Research on Image Stability and Film Base Decay

A-D Strips in film canIn response to concerns about the stability of silver image (in black & white photographic film) and the conclusions of research done by the National Bureau of Standards and Eastman Kodak (silver oxidation was caused by peroxides given off by deteriorating poor-quality cardboard storage boxes or atmospheric pollutants), IPI developed a test for evaluating a film's susceptibility to silver oxidation. This test became ISO Standard 18915. Another outcome was IPI SilverLock, an after-processing treatment that drastically increased the oxidation resistance of silver particles.

IPI research found a strong relationship between the stability of color photographic images and storage temperature and humidity. Color prints and film are likely to deteriorate after only a few decades if stored at room conditions but would last for centuries if stored at cold temperatures. Results were published in IPI's Storage Guide for Color Photographic Materials, named publication of the year in 1998 by the Society of American Archivists.

Until the 1980s, the only information regarding the stability of cellulose nitrate, the plastic film support commonly used in the late 19th century, was anecdotal. Collection managers had no real preservation strategy for dealing with the highly flammable material. IPI researchers studied nitrate film samples at different temperature and humidity levels and found that some were relatively unstable while others were actually more stable than acetate films. This work resulted in the recommendation that only nitrate films showing signs of developing degradation should be duplicated and these should be copied onto a polyester film base or digitized. Low storage temperature can significantly improve the stability of nitrate film, and if any decay is present, very cold conditions are advised.

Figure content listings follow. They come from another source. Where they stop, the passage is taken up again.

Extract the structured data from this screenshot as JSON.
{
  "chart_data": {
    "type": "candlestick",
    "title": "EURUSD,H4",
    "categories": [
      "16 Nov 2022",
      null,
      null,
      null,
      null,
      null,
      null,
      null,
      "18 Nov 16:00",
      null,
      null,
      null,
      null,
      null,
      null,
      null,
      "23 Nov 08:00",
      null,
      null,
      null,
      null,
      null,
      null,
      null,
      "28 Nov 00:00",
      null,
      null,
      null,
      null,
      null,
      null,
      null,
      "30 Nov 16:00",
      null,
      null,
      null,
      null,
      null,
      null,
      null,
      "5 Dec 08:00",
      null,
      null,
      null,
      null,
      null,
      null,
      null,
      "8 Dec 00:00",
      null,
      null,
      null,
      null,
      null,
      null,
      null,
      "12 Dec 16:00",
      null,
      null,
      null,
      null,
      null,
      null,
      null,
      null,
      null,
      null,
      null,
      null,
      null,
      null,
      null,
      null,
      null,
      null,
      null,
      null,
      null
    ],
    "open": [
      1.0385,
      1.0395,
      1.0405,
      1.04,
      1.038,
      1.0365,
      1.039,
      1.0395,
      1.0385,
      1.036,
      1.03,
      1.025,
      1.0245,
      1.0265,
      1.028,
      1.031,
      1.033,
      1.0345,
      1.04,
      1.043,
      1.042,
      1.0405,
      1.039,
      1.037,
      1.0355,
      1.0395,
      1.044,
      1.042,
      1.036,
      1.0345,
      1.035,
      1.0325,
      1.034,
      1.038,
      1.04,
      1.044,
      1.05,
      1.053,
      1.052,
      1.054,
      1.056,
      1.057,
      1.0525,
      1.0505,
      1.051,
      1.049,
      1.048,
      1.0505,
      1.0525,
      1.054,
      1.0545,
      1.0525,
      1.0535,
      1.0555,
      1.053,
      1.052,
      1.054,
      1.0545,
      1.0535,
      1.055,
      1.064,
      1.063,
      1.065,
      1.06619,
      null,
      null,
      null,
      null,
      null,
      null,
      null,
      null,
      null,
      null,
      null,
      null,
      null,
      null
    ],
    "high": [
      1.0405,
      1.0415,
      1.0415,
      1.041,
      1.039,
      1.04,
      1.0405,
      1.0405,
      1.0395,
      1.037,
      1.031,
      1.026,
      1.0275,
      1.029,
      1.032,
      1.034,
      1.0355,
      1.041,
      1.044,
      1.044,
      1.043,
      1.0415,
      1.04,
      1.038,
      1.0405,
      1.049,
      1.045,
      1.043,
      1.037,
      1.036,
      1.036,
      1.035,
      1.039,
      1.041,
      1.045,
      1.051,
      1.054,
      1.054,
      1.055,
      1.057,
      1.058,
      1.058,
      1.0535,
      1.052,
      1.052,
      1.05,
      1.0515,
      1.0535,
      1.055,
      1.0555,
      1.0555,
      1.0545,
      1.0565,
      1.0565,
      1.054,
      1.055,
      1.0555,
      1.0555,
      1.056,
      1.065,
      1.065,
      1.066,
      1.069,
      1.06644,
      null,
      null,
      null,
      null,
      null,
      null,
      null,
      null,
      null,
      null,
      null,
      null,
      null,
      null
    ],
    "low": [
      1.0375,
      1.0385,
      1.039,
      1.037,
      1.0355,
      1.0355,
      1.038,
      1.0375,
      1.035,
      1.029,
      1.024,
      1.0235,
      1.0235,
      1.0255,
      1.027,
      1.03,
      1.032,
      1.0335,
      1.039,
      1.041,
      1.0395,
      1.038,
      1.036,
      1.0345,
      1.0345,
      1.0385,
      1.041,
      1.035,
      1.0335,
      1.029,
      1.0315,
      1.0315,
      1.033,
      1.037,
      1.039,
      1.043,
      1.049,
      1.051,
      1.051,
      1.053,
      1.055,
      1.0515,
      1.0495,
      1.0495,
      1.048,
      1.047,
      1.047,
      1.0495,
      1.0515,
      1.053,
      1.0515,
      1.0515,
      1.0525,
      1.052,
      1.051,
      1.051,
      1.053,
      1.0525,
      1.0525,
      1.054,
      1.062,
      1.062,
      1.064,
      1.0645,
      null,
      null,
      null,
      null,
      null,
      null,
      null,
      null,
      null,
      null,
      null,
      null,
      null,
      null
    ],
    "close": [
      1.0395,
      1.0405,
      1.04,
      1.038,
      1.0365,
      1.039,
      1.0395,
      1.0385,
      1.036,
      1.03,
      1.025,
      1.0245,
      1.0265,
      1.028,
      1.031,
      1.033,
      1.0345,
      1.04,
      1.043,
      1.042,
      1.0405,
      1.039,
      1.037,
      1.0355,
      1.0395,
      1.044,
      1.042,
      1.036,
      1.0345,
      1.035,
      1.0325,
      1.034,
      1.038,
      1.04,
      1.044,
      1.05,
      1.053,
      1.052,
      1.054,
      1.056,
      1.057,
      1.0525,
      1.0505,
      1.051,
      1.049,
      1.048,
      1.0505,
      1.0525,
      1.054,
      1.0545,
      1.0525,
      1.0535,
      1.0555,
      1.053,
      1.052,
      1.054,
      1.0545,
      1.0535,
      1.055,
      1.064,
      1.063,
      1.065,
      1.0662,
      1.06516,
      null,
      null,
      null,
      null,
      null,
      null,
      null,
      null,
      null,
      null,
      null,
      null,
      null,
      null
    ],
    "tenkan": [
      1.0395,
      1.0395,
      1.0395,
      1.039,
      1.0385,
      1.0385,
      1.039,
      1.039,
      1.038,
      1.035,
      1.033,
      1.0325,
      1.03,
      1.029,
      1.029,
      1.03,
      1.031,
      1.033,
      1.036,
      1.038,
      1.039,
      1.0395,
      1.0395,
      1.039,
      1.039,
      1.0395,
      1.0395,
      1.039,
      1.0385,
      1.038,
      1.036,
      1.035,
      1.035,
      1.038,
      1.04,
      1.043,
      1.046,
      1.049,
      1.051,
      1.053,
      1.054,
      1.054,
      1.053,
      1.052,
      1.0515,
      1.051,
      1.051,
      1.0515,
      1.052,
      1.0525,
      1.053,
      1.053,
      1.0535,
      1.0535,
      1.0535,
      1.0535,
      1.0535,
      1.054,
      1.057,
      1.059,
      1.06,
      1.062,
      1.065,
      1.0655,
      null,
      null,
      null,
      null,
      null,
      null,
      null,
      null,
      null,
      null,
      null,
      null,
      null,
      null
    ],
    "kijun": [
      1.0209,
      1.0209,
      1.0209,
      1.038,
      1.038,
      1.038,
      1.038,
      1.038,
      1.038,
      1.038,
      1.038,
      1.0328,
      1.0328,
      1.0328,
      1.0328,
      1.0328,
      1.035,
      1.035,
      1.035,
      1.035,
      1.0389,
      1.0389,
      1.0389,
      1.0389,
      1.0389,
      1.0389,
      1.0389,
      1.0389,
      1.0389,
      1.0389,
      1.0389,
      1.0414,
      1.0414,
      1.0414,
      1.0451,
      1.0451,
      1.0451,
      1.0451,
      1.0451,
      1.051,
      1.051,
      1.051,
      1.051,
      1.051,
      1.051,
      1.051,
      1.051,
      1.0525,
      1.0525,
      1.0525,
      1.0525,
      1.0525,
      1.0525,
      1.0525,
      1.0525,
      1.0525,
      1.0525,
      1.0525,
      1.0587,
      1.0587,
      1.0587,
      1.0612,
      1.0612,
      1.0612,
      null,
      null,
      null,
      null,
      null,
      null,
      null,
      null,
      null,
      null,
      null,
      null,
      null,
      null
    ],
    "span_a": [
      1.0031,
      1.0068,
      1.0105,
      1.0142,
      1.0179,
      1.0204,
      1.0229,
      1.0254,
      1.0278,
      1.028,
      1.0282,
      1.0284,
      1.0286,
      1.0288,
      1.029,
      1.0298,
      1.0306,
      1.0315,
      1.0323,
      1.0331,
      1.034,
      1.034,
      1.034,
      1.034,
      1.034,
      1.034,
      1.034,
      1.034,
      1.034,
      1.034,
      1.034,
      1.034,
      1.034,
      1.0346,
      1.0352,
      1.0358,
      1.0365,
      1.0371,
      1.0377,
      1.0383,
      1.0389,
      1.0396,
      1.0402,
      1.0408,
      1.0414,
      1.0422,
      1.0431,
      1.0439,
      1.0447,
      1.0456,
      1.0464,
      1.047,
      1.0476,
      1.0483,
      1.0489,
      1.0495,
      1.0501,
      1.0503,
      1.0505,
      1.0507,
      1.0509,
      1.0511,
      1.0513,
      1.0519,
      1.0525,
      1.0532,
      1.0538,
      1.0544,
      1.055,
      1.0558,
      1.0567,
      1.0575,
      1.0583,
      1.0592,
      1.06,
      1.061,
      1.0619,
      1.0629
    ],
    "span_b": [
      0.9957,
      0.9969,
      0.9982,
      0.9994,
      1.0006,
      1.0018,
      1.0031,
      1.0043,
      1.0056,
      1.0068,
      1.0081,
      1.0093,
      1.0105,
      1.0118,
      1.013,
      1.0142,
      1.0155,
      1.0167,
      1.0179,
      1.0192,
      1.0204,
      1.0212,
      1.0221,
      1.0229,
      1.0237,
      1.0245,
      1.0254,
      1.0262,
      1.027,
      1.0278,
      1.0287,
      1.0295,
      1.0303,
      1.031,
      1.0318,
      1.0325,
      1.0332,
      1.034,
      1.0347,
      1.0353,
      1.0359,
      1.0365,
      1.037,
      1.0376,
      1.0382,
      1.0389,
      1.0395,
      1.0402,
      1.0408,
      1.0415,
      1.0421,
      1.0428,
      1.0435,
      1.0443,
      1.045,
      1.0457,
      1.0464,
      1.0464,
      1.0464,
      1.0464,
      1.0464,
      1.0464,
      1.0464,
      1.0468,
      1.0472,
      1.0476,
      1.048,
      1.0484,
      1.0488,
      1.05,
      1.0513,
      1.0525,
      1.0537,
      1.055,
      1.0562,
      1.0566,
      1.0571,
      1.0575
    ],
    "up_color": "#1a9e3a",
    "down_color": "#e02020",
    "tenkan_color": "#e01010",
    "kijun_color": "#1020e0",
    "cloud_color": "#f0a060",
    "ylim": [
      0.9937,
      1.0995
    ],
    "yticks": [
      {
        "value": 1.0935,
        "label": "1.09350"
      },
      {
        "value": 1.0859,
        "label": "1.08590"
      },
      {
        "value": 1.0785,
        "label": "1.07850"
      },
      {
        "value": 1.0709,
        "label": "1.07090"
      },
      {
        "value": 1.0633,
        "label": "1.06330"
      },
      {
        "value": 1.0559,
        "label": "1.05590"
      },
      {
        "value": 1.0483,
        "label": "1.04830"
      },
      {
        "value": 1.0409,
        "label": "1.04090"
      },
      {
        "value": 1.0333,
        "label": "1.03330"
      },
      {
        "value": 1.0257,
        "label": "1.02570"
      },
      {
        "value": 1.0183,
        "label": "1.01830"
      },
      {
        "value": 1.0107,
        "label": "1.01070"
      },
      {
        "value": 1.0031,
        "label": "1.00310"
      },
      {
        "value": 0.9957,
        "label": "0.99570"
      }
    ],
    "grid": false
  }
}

Acetate film supports were intended to be more stable than nitrate until instances of cellulose triacetate instability or "vinegar syndrome," began to be reported. IPI completed extensive research using the Arrhenius approach to evaluate the stability of acetate films incubated at various temperatures and relative humidity levels. Of all the properties measured after incubation, acidity generation proved to be the most sensitive indicator of acetate base decay. This ground breaking study firmly established the relationship between film base decay and storage environment and resulted in the development of IPI's award-winning A-D Strips and the IPI Storage Guide for Acetate Film.